块设备的特点是其平均访问时间较长,因此为了提高块设备的访问效率,Linux内核用了很多的笔墨来设计和块设备相关的部分,这样一来,从代码的角度来看,访问一个文件的过程变得尤其的漫长……整个路径包含的过程基本可以概括为虚拟文件系统-->块设备实际文件系统-->通用块层-->I/O scheduler-->块设备驱动程序。为了提高块设备的访问效率,内核主要是在两个方面下功夫:
1.引入缓存,当用户空间要访问文件时,内核不可能每次都去访问块设备,内核会将块设备的内容读取到内存中,以便下次访问时可以直接在内存中找到相应的内容,这其中又涉及到了预读等相关的问题,当然这不是现在关注的重点……
2.对于I/O请求的重排列,I/O请求并不会立即被响应,而是会放在一个队列里进行一段延迟,以期能够和后来的I/O请求进行合并或者进行排序。因为像磁盘这样的块设备,其耗时主要是因为磁头的定位,因此内核会尽量保证磁头只往一个方向移动,而不是来回移动(可以和电梯的运作进行对比),简而言之,就是将存储介质上相邻的数据请求安排在一起,对于I/O请求的处理主要包括合并和排序,具体如何处理,由I/O scheduler决定。
首先,我们先来了解一个块设备是如何表示的。描述块设备的数据结构有两个,一个是struct block_device,用来描述一个块设备或者块设备的一个分区;另一个是struct gendisk,用来描述整个块设备的特性。
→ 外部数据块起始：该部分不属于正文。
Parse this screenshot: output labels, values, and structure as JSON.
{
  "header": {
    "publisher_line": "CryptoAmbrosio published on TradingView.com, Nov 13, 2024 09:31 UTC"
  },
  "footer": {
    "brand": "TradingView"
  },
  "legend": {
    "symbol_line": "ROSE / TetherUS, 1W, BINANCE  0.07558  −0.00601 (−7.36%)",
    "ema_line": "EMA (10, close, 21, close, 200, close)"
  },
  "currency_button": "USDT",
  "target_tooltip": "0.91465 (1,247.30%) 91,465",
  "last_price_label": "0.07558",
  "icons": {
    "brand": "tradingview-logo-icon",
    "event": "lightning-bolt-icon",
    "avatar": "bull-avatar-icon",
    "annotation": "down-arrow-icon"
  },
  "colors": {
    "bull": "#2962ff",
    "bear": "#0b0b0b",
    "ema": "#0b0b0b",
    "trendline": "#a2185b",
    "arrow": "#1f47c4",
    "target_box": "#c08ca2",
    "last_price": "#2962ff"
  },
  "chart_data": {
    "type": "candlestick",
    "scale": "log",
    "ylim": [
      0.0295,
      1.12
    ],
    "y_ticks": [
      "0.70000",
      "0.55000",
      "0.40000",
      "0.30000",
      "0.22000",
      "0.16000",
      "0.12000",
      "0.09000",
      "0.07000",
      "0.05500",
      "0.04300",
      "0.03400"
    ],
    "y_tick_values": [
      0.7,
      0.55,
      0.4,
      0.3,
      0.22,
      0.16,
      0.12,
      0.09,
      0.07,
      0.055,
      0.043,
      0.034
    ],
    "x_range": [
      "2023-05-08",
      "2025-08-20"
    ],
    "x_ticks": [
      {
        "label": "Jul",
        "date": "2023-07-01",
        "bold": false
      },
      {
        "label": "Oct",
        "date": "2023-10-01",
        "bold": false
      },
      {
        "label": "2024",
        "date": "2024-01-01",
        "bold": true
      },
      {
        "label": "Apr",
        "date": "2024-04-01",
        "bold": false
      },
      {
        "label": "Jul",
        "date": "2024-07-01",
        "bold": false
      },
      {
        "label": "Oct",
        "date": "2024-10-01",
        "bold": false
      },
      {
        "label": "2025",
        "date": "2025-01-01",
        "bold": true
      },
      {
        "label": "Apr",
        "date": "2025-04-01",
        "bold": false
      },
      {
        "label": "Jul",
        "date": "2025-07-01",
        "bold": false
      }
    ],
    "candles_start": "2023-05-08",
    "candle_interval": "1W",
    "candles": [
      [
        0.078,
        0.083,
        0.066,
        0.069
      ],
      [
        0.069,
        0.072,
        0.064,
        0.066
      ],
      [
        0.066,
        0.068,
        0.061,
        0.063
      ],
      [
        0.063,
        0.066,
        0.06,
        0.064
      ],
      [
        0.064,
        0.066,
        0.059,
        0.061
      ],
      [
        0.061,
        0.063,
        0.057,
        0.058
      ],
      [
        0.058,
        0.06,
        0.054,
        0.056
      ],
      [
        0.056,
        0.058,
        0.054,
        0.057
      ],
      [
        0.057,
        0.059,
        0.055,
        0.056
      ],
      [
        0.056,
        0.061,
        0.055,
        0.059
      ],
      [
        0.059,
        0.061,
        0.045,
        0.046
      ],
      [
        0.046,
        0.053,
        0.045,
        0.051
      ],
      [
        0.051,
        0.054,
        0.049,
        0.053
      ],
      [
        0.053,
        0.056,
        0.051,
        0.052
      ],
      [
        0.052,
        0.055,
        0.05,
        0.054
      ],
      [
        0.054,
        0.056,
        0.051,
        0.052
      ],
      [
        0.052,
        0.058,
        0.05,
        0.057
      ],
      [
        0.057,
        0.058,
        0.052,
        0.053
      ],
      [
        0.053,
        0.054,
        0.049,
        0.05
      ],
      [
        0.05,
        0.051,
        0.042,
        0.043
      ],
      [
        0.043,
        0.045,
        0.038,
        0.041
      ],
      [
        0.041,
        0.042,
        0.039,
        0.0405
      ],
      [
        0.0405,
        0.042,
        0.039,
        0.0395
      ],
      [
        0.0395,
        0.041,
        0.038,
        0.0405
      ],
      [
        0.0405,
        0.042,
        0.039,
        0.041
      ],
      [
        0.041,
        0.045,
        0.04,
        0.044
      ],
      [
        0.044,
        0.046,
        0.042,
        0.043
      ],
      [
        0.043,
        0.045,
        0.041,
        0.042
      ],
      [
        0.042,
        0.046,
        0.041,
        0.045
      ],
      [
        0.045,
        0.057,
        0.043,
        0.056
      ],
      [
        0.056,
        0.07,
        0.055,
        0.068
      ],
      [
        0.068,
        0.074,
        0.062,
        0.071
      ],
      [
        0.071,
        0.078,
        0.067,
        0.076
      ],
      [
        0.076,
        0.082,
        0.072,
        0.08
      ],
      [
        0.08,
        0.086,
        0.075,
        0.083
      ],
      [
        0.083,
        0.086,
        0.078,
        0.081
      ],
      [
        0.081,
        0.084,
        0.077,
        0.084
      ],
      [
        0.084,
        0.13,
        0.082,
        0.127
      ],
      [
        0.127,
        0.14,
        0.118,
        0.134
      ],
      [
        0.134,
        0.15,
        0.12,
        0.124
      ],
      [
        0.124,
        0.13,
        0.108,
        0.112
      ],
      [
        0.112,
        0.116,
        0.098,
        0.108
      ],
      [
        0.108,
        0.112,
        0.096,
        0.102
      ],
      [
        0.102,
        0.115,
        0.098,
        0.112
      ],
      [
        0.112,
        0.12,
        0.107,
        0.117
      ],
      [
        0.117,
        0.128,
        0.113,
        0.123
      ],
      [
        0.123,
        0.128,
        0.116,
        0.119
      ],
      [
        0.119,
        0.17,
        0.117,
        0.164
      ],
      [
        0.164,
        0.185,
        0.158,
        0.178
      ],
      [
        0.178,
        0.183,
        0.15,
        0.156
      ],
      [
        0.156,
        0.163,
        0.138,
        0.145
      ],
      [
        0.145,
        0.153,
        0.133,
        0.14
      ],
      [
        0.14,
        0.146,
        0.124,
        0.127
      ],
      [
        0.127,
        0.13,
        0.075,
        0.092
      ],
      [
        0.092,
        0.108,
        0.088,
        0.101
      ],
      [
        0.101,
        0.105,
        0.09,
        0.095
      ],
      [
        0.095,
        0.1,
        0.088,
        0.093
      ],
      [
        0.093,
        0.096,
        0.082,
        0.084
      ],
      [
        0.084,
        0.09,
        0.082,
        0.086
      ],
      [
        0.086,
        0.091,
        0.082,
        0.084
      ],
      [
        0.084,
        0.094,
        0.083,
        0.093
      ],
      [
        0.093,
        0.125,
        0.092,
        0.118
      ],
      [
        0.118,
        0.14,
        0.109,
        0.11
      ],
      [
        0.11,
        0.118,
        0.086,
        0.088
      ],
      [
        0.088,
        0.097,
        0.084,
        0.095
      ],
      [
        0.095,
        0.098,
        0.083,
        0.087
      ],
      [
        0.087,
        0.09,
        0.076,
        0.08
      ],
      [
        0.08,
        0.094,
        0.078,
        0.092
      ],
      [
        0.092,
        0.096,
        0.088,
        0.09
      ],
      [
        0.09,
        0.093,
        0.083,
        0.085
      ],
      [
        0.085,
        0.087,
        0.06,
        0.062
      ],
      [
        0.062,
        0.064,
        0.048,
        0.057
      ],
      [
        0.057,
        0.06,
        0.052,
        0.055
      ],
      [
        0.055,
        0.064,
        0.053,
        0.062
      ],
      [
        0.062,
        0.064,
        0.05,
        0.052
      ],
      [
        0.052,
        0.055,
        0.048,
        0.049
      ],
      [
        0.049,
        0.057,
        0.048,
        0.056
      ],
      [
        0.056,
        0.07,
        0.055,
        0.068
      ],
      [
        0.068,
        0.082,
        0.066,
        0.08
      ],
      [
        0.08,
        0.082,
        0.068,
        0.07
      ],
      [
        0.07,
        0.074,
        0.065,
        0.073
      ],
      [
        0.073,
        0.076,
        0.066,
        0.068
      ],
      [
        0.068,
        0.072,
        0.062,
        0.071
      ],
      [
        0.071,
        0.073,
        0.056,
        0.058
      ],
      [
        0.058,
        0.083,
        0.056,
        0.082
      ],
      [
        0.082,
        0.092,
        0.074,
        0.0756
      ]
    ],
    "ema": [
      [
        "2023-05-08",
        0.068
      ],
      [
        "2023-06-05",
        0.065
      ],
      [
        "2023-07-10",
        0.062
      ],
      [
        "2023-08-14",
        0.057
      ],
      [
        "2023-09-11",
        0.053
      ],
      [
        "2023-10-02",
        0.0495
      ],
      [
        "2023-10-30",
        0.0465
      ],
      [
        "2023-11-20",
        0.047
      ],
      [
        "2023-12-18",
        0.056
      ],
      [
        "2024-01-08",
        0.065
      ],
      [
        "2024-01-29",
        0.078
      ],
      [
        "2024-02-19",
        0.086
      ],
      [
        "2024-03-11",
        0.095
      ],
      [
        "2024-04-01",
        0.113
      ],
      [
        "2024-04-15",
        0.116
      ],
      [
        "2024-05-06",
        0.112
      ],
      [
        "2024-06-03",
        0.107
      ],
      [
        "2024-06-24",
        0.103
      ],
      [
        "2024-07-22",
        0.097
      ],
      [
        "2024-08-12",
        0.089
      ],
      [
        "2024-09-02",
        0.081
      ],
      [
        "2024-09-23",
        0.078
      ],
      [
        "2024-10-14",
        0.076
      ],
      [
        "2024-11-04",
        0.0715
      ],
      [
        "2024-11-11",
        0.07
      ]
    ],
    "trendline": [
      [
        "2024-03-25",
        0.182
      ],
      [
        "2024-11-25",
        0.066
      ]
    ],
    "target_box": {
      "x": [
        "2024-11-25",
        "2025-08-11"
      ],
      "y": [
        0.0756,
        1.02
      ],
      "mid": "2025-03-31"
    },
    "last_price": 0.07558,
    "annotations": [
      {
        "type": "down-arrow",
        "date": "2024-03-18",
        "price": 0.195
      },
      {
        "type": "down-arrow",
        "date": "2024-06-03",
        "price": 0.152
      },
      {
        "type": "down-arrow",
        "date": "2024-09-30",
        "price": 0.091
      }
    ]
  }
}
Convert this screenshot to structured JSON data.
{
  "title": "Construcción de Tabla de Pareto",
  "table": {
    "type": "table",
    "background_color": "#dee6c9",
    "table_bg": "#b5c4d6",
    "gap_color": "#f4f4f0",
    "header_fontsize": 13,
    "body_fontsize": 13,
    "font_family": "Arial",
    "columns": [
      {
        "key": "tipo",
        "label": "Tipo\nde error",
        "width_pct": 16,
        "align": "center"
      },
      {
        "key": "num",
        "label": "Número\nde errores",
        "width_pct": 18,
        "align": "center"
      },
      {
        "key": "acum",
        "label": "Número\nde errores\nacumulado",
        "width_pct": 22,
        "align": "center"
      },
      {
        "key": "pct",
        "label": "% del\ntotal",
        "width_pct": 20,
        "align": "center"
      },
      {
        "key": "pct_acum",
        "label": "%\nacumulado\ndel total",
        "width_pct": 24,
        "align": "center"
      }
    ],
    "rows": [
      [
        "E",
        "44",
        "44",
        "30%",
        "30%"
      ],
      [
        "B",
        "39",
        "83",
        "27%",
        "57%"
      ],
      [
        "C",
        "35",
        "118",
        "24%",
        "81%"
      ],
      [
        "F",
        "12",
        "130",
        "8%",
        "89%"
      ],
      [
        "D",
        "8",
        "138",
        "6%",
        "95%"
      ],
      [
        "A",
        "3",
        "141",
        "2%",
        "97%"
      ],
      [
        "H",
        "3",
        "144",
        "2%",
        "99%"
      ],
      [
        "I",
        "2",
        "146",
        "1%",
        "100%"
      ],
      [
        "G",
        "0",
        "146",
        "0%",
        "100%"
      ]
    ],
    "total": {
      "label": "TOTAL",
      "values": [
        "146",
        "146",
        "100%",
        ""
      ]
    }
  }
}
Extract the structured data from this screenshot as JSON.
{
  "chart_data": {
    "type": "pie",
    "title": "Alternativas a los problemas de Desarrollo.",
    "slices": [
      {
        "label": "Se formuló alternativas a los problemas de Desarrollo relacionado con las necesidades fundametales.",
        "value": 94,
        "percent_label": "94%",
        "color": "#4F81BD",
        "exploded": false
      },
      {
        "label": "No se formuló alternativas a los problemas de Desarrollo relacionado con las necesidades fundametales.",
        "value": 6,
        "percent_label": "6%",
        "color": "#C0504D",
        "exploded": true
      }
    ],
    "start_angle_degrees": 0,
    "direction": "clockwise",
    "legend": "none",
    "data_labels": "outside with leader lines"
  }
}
对于一个包含多个分区的块设备,struct block_device结构有多个,而struct gendisk结构永远只有一个。
struct block_device {
dev_t bd_dev; /* not a kdev_t - it's a search key */
struct inode * bd_inode; /* will die */
struct super_block * bd_super;
int bd_openers;
struct mutex bd_mutex; /* open/close mutex */
struct list_head bd_inodes;
void * bd_holder;
int bd_holders;
#ifdef CONFIG_SYSFS
struct list_head bd_holder_list;
#endif
struct block_device * bd_contains;
unsigned bd_block_size;
struct hd_struct * bd_part;
/* number of times partitions within this device have been opened. */
unsigned bd_part_count;
int bd_invalidated;
struct gendisk * bd_disk;
struct list_head bd_list;
/*
* Private data. You must have bd_claim'ed the block_device
* to use this. NOTE: bd_claim allows an owner to claim
* the same device multiple times, the owner must take special
* care to not mess up bd_private for that case.
*/
unsigned long bd_private;
/* The counter of freeze processes */
int bd_fsfreeze_count;
/* Mutex for freeze */
struct mutex bd_fsfreeze_mutex;
};
bd_dev:该设备(分区)的设备号
bd_inode:指向该设备文件的inode
bd_openers:一个引用计数,记录了该块设备打开的次数,或者说有多少个进程打开了该设备
bd_contains:如果该block_device描述的是一个分区,则该变量指向描述主块设备的block_device,反之,其指向本身
bd_part:如果该block_device描述的是一个分区,则该变量指向分区的信息
bd_part_count:如果是分区,该变量记录了分区被打开的次数,在进行分区的重新扫描前,要保证该计数值为0
bd_disk:指向描述整个设备的gendisk结构
struct gendisk {
/* major, first_minor and minors are input parameters only,
* don't use directly. Use disk_devt() and disk_max_parts().
*/
int major; /* major number of driver */
int first_minor;
int minors; /* maximum number of minors, =1 for
* disks that can't be partitioned. */
char disk_name[DISK_NAME_LEN]; /* name of major driver */
char *(*devnode)(struct gendisk *gd, mode_t *mode);
/* Array of pointers to partitions indexed by partno.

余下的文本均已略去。